Thursday, September 14, 2006

The E-Myth Approach For Fitness Pros

Michael Gerber's classic book, The E-Myth, sets out a series of steps that every personal trainer needs to take to grow a business. Gerber's fundamental belief is that most businesses fail because most business owners are not really entrepreneurs. Instead, they are what he calls "technicians suffering from an entrepreneurial seizure." In other words, they don't own a business; they own a job.

For that reason, these so-called entrepreneurs start businesses that enslave them, causing them to do every job without a break, 24/7. They move from one project to the next, and make no time to step back and think.

Sound familiar?

The way out of this hole is to figure out how to get your business to run without you. That way, you don't have to worry about being in two different places at once!

Gerber breaks down the following steps for shifting from a technician to a true entrepreneur:

Step 1: Think differently about money.

Money has four aspects in his model:

1. Income
2. Profit
3. Flow
4. Equity

Most trainers (technicians) think predominantly about income -- the money you get paid for going to work every day. Income is what you get when you operate as a contractor-as-employee. When you want to shift to a contractor-as-owner, income becomes perhaps the least important of the four aspects.

Meanwhile, profit is investment capital that feeds and supports your growth, rewards people, shores up capital shortfalls, and rewards the owner for taking risks. Thinking about profit instead of income is an essential shift you have to make if you are to move from being an independent contractor to a business owner.

Flow is the way money moves through your business; when you manage the flow of money appropriately, you have the power to grow your business more effectively and efficiently. Every entrepreneur needs to control the way money flows in and out of his or her business.

Finally, equity is the value a buyer would place on your business. Entrepreneurs need to think about creating equity in their business by making it a sustainable, valuable operation -- with or without the current owner. This means having systems, products, processes, and solid marketing methods.

Step 2: Develop processes so that you replace yourself with others.
You have to stop working in the business and start working on it. The best way to do that is to become aware of when you're filling an owner's shoes vs. an employee's shoes.

For jobs that could be delegated to an employee or another trainer, your role is to find the best way to do that job, and then document it. Next, replace yourself with someone who (after being trained on the system you've just created) can do the job and teach it to others. Finally, manage the system by quantifying its success, and improving upon it. Repeat this process every time you find yourself being an employee rather than an owner.

Step 3: Develop a plan.

Gerber introduces what he calls the Planning Triangle, or three types of plans every entrepreneur needs to have. The first is a business plan, which determines what the business is, including its purpose and vision. The second is a "job plan" that documents everything your employees need to know, have, and do in order to get a job done on time, every time, as promised. This is a detailed set of job/process descriptions that rivals a franchise system like McDonald's (a company that Gerber refers to often). Finally, you need a "completion plan," which is a set of benchmarks or standards that tells you that you have completed the job with the budget, quality, and time frame promised.

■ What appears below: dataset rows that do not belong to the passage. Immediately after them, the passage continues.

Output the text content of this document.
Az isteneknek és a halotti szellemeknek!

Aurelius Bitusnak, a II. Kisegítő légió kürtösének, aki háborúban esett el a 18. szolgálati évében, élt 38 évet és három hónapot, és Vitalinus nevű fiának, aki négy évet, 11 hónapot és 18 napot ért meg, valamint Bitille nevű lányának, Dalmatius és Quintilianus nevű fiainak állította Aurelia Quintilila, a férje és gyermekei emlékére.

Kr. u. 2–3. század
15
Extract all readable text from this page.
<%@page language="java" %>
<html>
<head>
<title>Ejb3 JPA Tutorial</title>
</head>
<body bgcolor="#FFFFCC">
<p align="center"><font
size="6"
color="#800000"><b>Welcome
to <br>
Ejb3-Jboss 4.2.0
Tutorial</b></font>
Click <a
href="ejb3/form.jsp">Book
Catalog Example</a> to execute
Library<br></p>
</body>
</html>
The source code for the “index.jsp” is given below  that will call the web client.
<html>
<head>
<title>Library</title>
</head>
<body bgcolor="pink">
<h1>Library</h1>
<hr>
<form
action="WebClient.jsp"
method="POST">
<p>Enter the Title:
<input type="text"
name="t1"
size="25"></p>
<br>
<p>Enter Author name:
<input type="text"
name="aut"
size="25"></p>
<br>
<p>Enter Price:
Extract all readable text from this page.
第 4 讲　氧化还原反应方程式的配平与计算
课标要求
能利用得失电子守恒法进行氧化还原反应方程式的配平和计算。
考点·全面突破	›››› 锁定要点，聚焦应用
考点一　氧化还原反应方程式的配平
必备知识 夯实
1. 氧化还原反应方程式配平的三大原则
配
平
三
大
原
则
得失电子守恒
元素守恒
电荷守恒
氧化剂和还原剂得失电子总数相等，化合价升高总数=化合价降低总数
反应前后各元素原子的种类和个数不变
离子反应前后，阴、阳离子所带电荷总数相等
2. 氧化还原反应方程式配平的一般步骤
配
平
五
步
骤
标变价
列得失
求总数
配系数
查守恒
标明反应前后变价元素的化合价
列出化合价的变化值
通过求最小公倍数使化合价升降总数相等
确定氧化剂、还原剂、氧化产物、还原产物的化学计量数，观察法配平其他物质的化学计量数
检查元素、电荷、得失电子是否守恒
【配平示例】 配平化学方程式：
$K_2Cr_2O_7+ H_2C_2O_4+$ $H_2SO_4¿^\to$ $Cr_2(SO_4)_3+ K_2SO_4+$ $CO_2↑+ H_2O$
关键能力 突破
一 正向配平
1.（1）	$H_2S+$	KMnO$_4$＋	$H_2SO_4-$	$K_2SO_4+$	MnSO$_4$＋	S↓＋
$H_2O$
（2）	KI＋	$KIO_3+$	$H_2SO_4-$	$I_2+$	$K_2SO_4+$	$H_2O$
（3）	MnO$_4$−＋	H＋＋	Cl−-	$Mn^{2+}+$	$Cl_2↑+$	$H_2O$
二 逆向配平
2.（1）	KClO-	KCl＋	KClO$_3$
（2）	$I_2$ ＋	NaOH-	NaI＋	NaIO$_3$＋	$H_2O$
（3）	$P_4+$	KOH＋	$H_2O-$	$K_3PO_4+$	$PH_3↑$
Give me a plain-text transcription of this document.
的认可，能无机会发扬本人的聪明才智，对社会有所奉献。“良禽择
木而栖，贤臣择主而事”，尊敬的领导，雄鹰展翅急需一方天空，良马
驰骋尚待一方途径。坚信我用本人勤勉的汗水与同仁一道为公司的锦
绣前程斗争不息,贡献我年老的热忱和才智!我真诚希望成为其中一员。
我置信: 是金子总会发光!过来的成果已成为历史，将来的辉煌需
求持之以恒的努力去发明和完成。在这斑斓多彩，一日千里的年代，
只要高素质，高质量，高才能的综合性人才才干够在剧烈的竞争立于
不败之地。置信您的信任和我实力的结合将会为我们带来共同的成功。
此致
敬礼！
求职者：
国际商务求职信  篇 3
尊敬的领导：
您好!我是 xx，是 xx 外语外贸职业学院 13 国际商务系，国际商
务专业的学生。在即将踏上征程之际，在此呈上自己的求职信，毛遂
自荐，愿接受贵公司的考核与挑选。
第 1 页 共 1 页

So you need not one, but three plans. The first tells you who you are. The second tells you what you do. The third tells you how you do it.

Step 4: Understand what it means to manage.

Gerber wisely notes that you don't manage people, but processes. As a business owner, you should develop step-by-step ways of doing things in order to create a consistent system that gets results. As a trainer, you should have metrics for success and processes for the following tasks, among many others:

• Sales presentations
• Assessments
• Communicating with clients
• Program design
• Delivering or supervising the workouts
• Asking for re-signs and referrals
• Upselling the client
• Tracking progress
• Transitioning clients from one trainer to another

A good process allows you to measure whether you're getting the same results every time and, if not, how to change to process to improve it.

Step 5: Change the way you work with people.

Gerber asserts that, without people, you don't have a company. You have a job. To effectively work with others, especially employees and sub-contractors, it is essential to add them in a systematic way.

You need a system that explicitly communicates the talent and skills you seek, a system to teach new trainers so that they know what to do, a set of standards so that you can set expectations, and a process to help them improve over time. Without these systems in place, your people will do more harm than good.

Step 6: Develop a system to understand, communicate with, and delight clients.

Without a marketing system, you won't be able to grow your business effectively.

Step 7: Keep growing.

According to Gerber, a business that stops growing will die. One of your primary roles as business owner is to infuse your business with purpose, passion, will, belief, personality and method (systems again!).

The E-Myth model is simple but surprisingly underutilized in our industry...but it's comprehensive and it works. I'll be discussing it more over the next couple of days.